Description:
Reference #: 01393
The University of South Carolina is offering licensing opportunities for synthesis of metal oxynitrides.
Background:
Current synthesis methods for metal oxynitrides are often time consuming, non- industrially scalable, and occur in not well controlled environments. Flame spray pyrolysis has been shown to be a viable method of synthesizing metal oxynitrides. Flame synthesis is well known as a fast, industrially scalable technique in literature. Different aspects of the flame environment can be controlled including the temperature, the surrounding gas composition, the flame size, and the stoichiometric ratio of the flame.
Invention Description:
Metal oxynitride particles have multiple applications including in ceramics, photocatalysis, and pigments. A flame spray pyrolysis technique is used to synthesize metal oxynitride particles in a flame for the first time. This synthesis process requires much less time than previous synthesis methods and occurs in a well-controlled environment. The synthesis process described can be applied to different metal precursors.
Potential Applications:
We anticipate that this synthesis method could be incorporated into industries utilizing ceramics, pigments, and photocatalysis. Accordingly, this technology may be of potential interest to companies with customer bases of thousands to tens of thousands, although the exact number of potential customers is difficult to gauge.
Advantages and Benefits:
This invention proposes using flame spray pyrolysis (FSP) for the first time to form metal oxynitrides in a controlled flame environment in much less time than both the combustion and ammonolysis methods.

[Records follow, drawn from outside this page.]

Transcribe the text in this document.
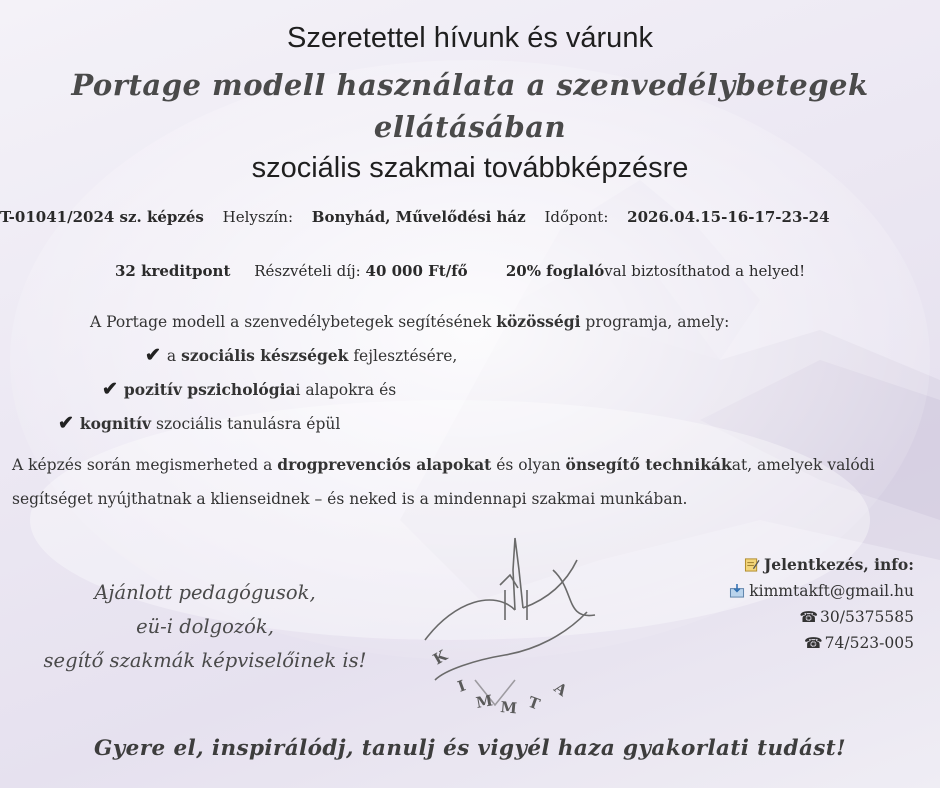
Szeretettel hívunk és várunk
Portage modell használata a szenvedélybetegek ellátásában
szociális szakmai továbbképzésre
T-01041/2024 sz. képzés Helyszín: Bonyhád, Művelődési ház Időpont: 2026.04.15-16-17-23-24
32 kreditpont Részvételi díj: 40 000 Ft/fő	20% foglalóval biztosíthatod a helyed!
A Portage modell a szenvedélybetegek segítésének közösségi programja, amely:
✔ a szociális készségek fejlesztésére,
✔ pozitív pszichológiai alapokra és
✔ kognitív szociális tanulásra épül
A képzés során megismerheted a drogprevenciós alapokat és olyan önsegítő technikákat, amelyek valódi segítséget nyújthatnak a klienseidnek – és neked is a mindennapi szakmai munkában.
Ajánlott pedagógusok,
eü-i dolgozók,
segítő szakmák képviselőinek is!	K
I
M M T
A
Jelentkezés, info:
kimmtakft@gmail.hu
☎ 30/5375585
☎ 74/523-005
Gyere el, inspirálódj, tanulj és vigyél haza gyakorlati tudást!
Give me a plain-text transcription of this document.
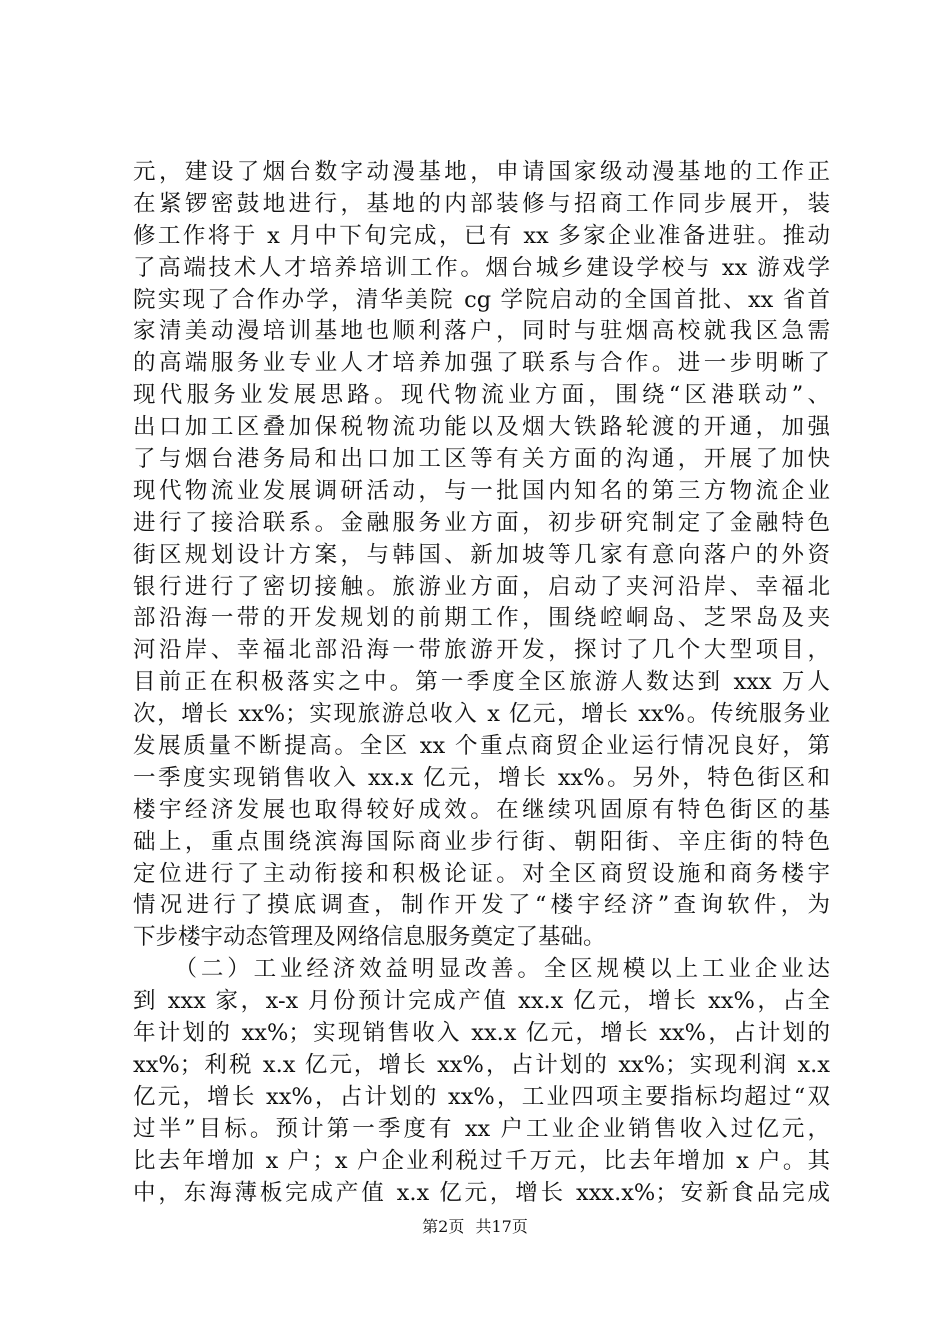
元，建设了烟台数字动漫基地，申请国家级动漫基地的工作正
在紧锣密鼓地进行，基地的内部装修与招商工作同步展开，装
修工作将于 x 月中下旬完成，已有 xx 多家企业准备进驻。推动
了高端技术人才培养培训工作。烟台城乡建设学校与 xx 游戏学
院实现了合作办学，清华美院 cg 学院启动的全国首批、xx 省首
家清美动漫培训基地也顺利落户，同时与驻烟高校就我区急需
的高端服务业专业人才培养加强了联系与合作。进一步明晰了
现代服务业发展思路。现代物流业方面，围绕“区港联动”、
出口加工区叠加保税物流功能以及烟大铁路轮渡的开通，加强
了与烟台港务局和出口加工区等有关方面的沟通，开展了加快
现代物流业发展调研活动，与一批国内知名的第三方物流企业
进行了接洽联系。金融服务业方面，初步研究制定了金融特色
街区规划设计方案，与韩国、新加坡等几家有意向落户的外资
银行进行了密切接触。旅游业方面，启动了夹河沿岸、幸福北
部沿海一带的开发规划的前期工作，围绕崆峒岛、芝罘岛及夹
河沿岸、幸福北部沿海一带旅游开发，探讨了几个大型项目，
目前正在积极落实之中。第一季度全区旅游人数达到 xxx 万人
次，增长 xx%；实现旅游总收入 x 亿元，增长 xx%。传统服务业
发展质量不断提高。全区 xx 个重点商贸企业运行情况良好，第
一季度实现销售收入 xx.x 亿元，增长 xx%。另外，特色街区和
楼宇经济发展也取得较好成效。在继续巩固原有特色街区的基
础上，重点围绕滨海国际商业步行街、朝阳街、辛庄街的特色
定位进行了主动衔接和积极论证。对全区商贸设施和商务楼宇
情况进行了摸底调查，制作开发了“楼宇经济”查询软件，为
下步楼宇动态管理及网络信息服务奠定了基础。
　　（二）工业经济效益明显改善。全区规模以上工业企业达
到 xxx 家，x-x 月份预计完成产值 xx.x 亿元，增长 xx%，占全
年计划的 xx%；实现销售收入 xx.x 亿元，增长 xx%，占计划的
xx%；利税 x.x 亿元，增长 xx%，占计划的 xx%；实现利润 x.x
亿元，增长 xx%，占计划的 xx%，工业四项主要指标均超过“双
过半”目标。预计第一季度有 xx 户工业企业销售收入过亿元，
比去年增加 x 户；x 户企业利税过千万元，比去年增加 x 户。其
中，东海薄板完成产值 x.x 亿元，增长 xxx.x%；安新食品完成
第2页 共17页
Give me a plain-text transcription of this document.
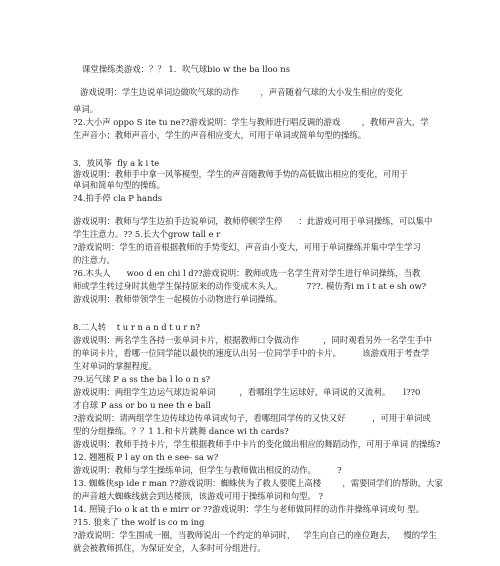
课堂操练类游戏：？？ 1．吹气球bio w the ba lloo ns
游戏说明：学生边说单词边做吹气球的动作        ，声音随着气球的大小发生相应的变化
单词。
?2.大小声 oppo S ite tu ne??游戏说明：学生与教师进行唱反调的游戏        ，教师声音大，学
生声音小；教师声音小，学生的声音相应变大，可用于单词或简单句型的操练。
3．放风筝  fly a k i te
游戏说明：教师手中拿一风筝模型，学生的声音随教师手势的高低做出相应的变化，可用于
单词和简单句型的操练。
?4.拍手停 cla P hands
游戏说明：教师与学生边拍手边说单词，教师停顿学生停      ：此游戏可用于单词操练，可以集中
学生注意力。?? 5.长大个grow tall e r
?游戏说明：学生的语音根据教师的手势变幻，声音由小变大，可用于单词操练并集中学生学习
的注意力。
?6.木头人      woo d en chi l d??游戏说明：教师或选一名学生背对学生进行单词操练，当教
师或学生转过身时其他学生保持原来的动作变成木头人。         7??. 模仿秀i m i t at e sh ow?
游戏说明：教师带领学生一起模仿小动物进行单词操练。
8.二人转    t u r n a n d t u r n?
游戏说明：两名学生各持一张单词卡片，根据教师口令做动作         ，同时观看另外一名学生手中
的单词卡片，看哪一位同学能以最快的速度认出另一位同学手中的卡片。        该游戏用于考查学
生对单词的掌握程度。
?9.运气球 P a ss the ba l lo o n s?
游戏说明：两组学生边运气球边说单词         ，看哪组学生运球好，单词说的又流利。     l??0
才自球 P ass or bo u nee th e ball
?游戏说明：请两组学生边传球边传单词或句子，看哪组同学传的又快又好          ，可用于单词或
型的分组操练。？？1 1.和卡片跳舞 dance wi th cards?
游戏说明：教师手持卡片，学生根据教师手中卡片的变化做出相应的舞蹈动作，可用于单词 的操练?
12. 翘翘板 P l ay on th e see- sa w?
游戏说明：教师与学生操练单词，但学生与教师做出相反的动作。        ?
13. 蜘蛛侠sp ide r man ??游戏说明：蜘蛛侠为了救人要爬上高楼        ，需要同学们的帮助，大家
的声音越大蜘蛛线就会到达楼顶，该游戏可用于操练单词和句型。 ?
14. 照镜子lo o k at th e mirr or ??游戏说明：学生与老师做同样的动作并操练单词或句 型。
?15. 狼来了 the wolf is co m ing
?游戏说明：学生围成一圈，当教师说出一个约定的单词时，   学生向自己的座位跑去，   慢的学生
就会被教师抓住，为保证安全，人多时可分组进行。
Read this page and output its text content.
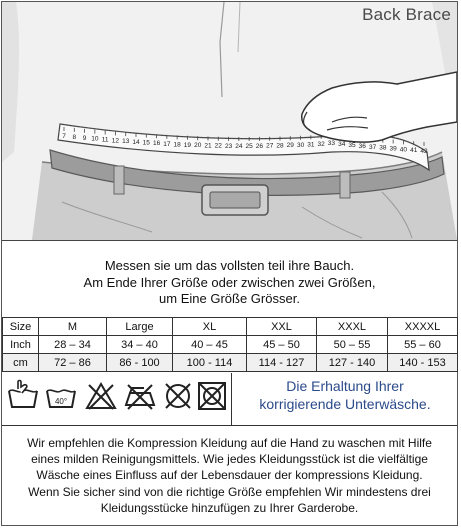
7 8 9 10 11 12 13 14 15 16 17 18 19 20 21 22 23 24 25 26 27 28 29 30 31 32 33 34 35 36 37 38 39 40 41 42
Back Brace
Messen sie um das vollsten teil ihre Bauch.
Am Ende Ihrer Größe oder zwischen zwei Größen,
um Eine Größe Grösser.
Size	M	Large	XL	XXL	XXXL	XXXXL
Inch	28 – 34	34 – 40	40 – 45	45 – 50	50 – 55	55 – 60
cm	72 – 86	86 - 100	100 - 114	114 - 127	127 - 140	140 - 153
40°
Die Erhaltung Ihrer
korrigierende Unterwäsche.
Wir empfehlen die Kompression Kleidung auf die Hand zu waschen mit Hilfe
eines milden Reinigungsmittels. Wie jedes Kleidungsstück ist die vielfältige
Wäsche eines Einfluss auf der Lebensdauer der kompressions Kleidung.
Wenn Sie sicher sind von die richtige Größe empfehlen Wir mindestens drei
Kleidungsstücke hinzufügen zu Ihrer Garderobe.
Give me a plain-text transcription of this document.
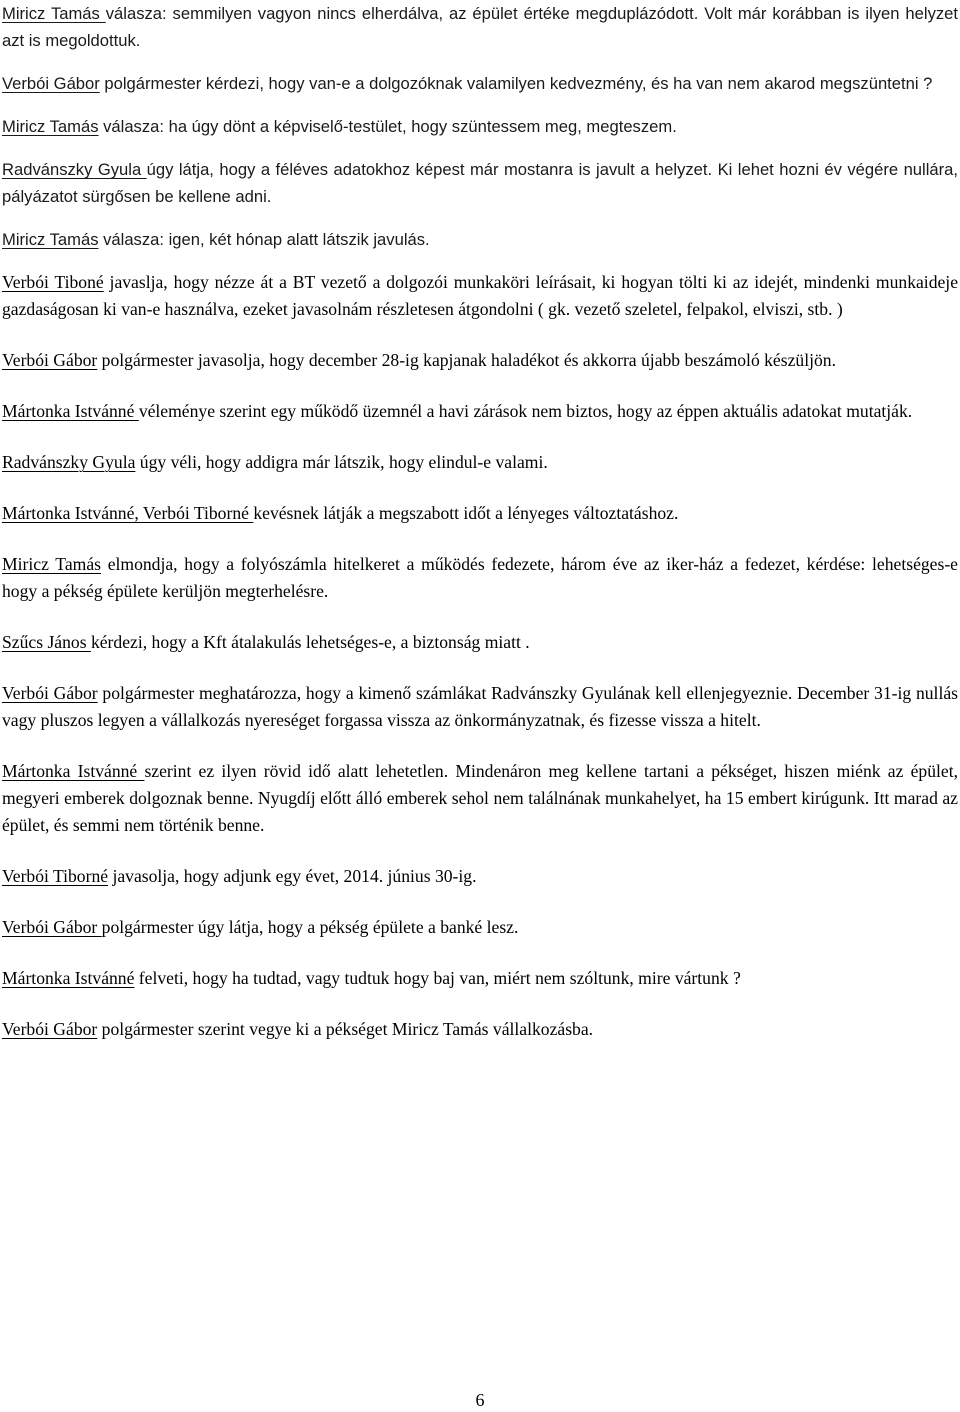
Miricz Tamás válasza: semmilyen vagyon nincs elherdálva, az épület értéke megduplázódott. Volt már korábban is ilyen helyzet azt is megoldottuk.

Verbói Gábor polgármester kérdezi, hogy van-e a dolgozóknak valamilyen kedvezmény, és ha van nem akarod megszüntetni ?

Miricz Tamás válasza: ha úgy dönt a képviselő-testület, hogy szüntessem meg, megteszem.

Radvánszky Gyula úgy látja, hogy a féléves adatokhoz képest már mostanra is javult a helyzet. Ki lehet hozni év végére nullára, pályázatot sürgősen be kellene adni.

Miricz Tamás válasza: igen, két hónap alatt látszik javulás.

Verbói Tiboné javaslja, hogy nézze át a BT vezető a dolgozói munkaköri leírásait, ki hogyan tölti ki az idejét, mindenki munkaideje gazdaságosan ki van-e használva, ezeket javasolnám részletesen átgondolni ( gk. vezető szeletel, felpakol, elviszi, stb. )

Verbói Gábor polgármester javasolja, hogy december 28-ig kapjanak haladékot és akkorra újabb beszámoló készüljön.

Mártonka Istvánné véleménye szerint egy működő üzemnél a havi zárások nem biztos, hogy az éppen aktuális adatokat mutatják.

Radvánszky Gyula úgy véli, hogy addigra már látszik, hogy elindul-e valami.

Mártonka Istvánné, Verbói Tiborné kevésnek látják a megszabott időt a lényeges változtatáshoz.

Miricz Tamás elmondja, hogy a folyószámla hitelkeret a működés fedezete, három éve az iker-ház a fedezet, kérdése: lehetséges-e hogy a pékség épülete kerüljön megterhelésre.

Szűcs János kérdezi, hogy a Kft átalakulás lehetséges-e, a biztonság miatt .

Verbói Gábor polgármester meghatározza, hogy a kimenő számlákat Radvánszky Gyulának kell ellenjegyeznie. December 31-ig nullás vagy pluszos legyen a vállalkozás nyereséget forgassa vissza az önkormányzatnak, és fizesse vissza a hitelt.

Mártonka Istvánné szerint ez ilyen rövid idő alatt lehetetlen. Mindenáron meg kellene tartani a pékséget, hiszen miénk az épület, megyeri emberek dolgoznak benne. Nyugdíj előtt álló emberek sehol nem találnának munkahelyet, ha 15 embert kirúgunk. Itt marad az épület, és semmi nem történik benne.

Verbói Tiborné javasolja, hogy adjunk egy évet, 2014. június 30-ig.

Verbói Gábor polgármester úgy látja, hogy a pékség épülete a banké lesz.

Mártonka Istvánné felveti, hogy ha tudtad, vagy tudtuk hogy baj van, miért nem szóltunk, mire vártunk ?

Verbói Gábor polgármester szerint vegye ki a pékséget Miricz Tamás vállalkozásba.

6
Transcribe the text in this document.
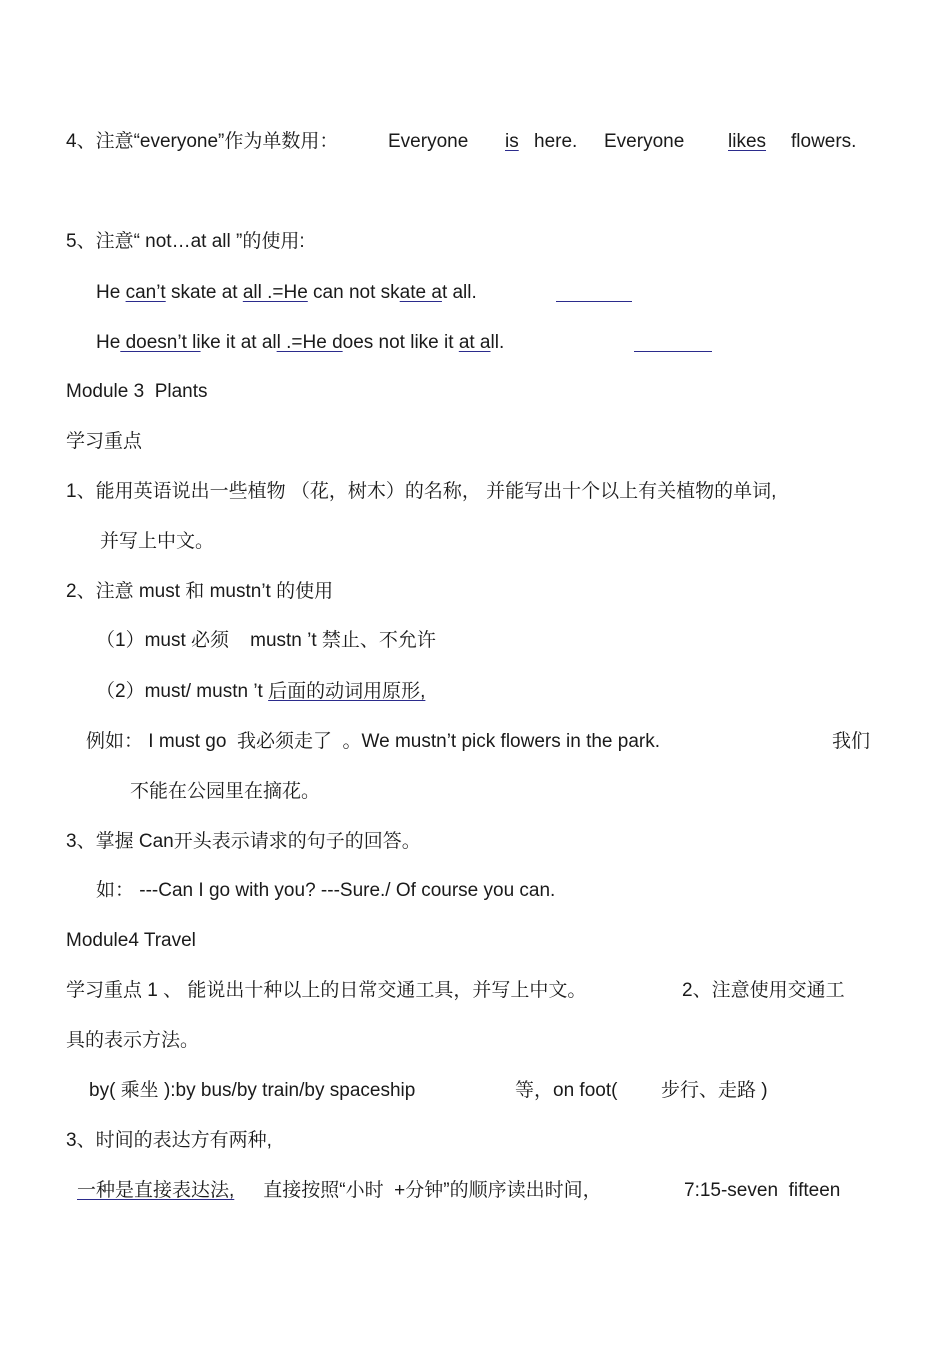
4、注意“everyone”作为单数用：	Everyone is here. Everyone likes flowers.
5、注意“ not…at all ”的使用:
He can’t skate at all .=He can not skate at all.
He doesn’t like it at all .=He does not like it at all.
Module 3  Plants
学习重点
1、能用英语说出一些植物 （花，树木）的名称， 并能写出十个以上有关植物的单词,
并写上中文。
2、注意 must 和 mustn’t 的使用
（1）must 必须    mustn ’t 禁止、不允许
（2）must/ mustn ’t 后面的动词用原形,
例如： I must go  我必须走了  。We mustn’t pick flowers in the park.	我们
不能在公园里在摘花。
3、掌握 Can开头表示请求的句子的回答。
如： ---Can I go with you? ---Sure./ Of course you can.
Module4 Travel
学习重点 1 、 能说出十种以上的日常交通工具，并写上中文。	2、注意使用交通工
具的表示方法。
by( 乘坐 ):by bus/by train/by spaceship	等，on foot( 步行、走路 )
3、时间的表达方有两种,
一种是直接表达法, 直接按照“小时  +分钟”的顺序读出时间，	7:15-seven  fifteen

Flame synthesis also has the potential to achieve better incorporation of nitrogen atoms into the oxide structure due to the high homogeneity of flame made particles and allow one to control the reaction environment. In FSP, all precursors are dissolved into an organic solvent and sprayed into a flame where the solution is ignited. Particle formation occurs on the order of milliseconds in the flame so the thermodynamic formations and high homogeneity present in the liquid solution are typically transferred to the final product particles. FSP has also been proven to be a viable for industrial scale synthesis, so large quantities of metal oxynitrides could be produced in a reasonable time.